La note de la France a été une nouvelle fois dégradée par l’agence américaine Egan-Jones, une petite agence de notation qui est loin de faire la loi sur les marchés financiers comme ses consoeurs S&P, Moody’s et Fitch. C’est une véritable dégringolade de la note française qui a été décidée puisque l’agence a abaissé à « A », soit cinq crans en dessous du triple « A » des trois grandes, la note du pays.
 
C’est en plein débat sur une nouvelle aide à la Grèce, en juillet dernier, que la France avait perdu la meilleure note possible attribuée par Egan-Jones.

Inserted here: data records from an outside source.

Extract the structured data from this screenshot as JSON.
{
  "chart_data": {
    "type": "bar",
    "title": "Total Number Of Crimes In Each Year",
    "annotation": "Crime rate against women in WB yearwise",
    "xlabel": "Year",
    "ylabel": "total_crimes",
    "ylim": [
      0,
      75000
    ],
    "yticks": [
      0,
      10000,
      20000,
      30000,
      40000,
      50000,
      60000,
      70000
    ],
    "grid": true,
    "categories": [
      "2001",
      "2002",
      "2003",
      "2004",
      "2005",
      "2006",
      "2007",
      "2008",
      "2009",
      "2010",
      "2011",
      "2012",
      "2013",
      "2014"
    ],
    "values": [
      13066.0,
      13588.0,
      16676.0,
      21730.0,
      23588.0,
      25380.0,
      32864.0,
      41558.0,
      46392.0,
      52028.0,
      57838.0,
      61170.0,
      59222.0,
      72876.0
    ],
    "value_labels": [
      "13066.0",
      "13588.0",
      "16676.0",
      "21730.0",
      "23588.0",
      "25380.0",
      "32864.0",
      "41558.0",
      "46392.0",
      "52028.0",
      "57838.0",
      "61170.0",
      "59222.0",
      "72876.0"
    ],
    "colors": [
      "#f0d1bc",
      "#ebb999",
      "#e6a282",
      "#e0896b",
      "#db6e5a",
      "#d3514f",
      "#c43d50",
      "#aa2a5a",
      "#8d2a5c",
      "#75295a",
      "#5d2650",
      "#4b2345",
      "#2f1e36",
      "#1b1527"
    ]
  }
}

Une décision pour l’instant sans impact
 

Dans l’immédiat, cette décision n’a pas d’impact sur le financement de la France auprès des marchés financiers mais, mis dans le contexte actuel, c’est à dire les mises en garde répétées de Moody’s et de S&P à Paris sur sa dette, cela augure du pire pour le pays. Déjà, nous pouvons sans risque affirmer que la France a perdu son triple « A » auprès d’au moins un des trois principales agences de Ratings mondiale.
 

Vers une dette publique de 117.1% du PIB en 2013?
 

Il est fort probable, également, que les trois grandes évoquent les mêmes raisons qu’Egan-Jones pour abaisser la note française, à savoir une « tendance désastreuse » et qui s’empire en ce qui concerne la dette publique. L’agence table sur une dette publique en hausse constante, passant de 100% du PIB en juin dernier à 108.6% en juin 2012 et à 117.1% un an plus tard, si la tendance actuelle n’est pas résorbée. Seule problème, à mesure que la croissance ralentira et que le chômage augmentera, probablement au-dessus de 10% l’année prochaine, les pressions budgétaires se feront de plus en plus importantes.
 

Paris au secours de ses banques!
 

Le scénario du pire est même envisagé par l’agence puisqu’elle s’attend à une intervention de Paris pour renflouer une ou plusieurs banques du pays d’ici à la fin de l’année. « Un déclencheur important sera probablement la clôture des comptes en fin d’année des banques françaises; préparez-vous à ce qu’un programme de soutien important soit annoncé dans les quelques semaines à venir », avance l’agence.

 

Si, à Forex.fr, nous ne parions pas sur ce dernier scénario, nous nous attendons en revanche à un troisième plan d’austérité, avant ou après la présidentielle, dans un contexte troublé car il est fort probable, qu’en mai prochain, la France ait déjà perdu depuis plusieurs mois sont triple « A ».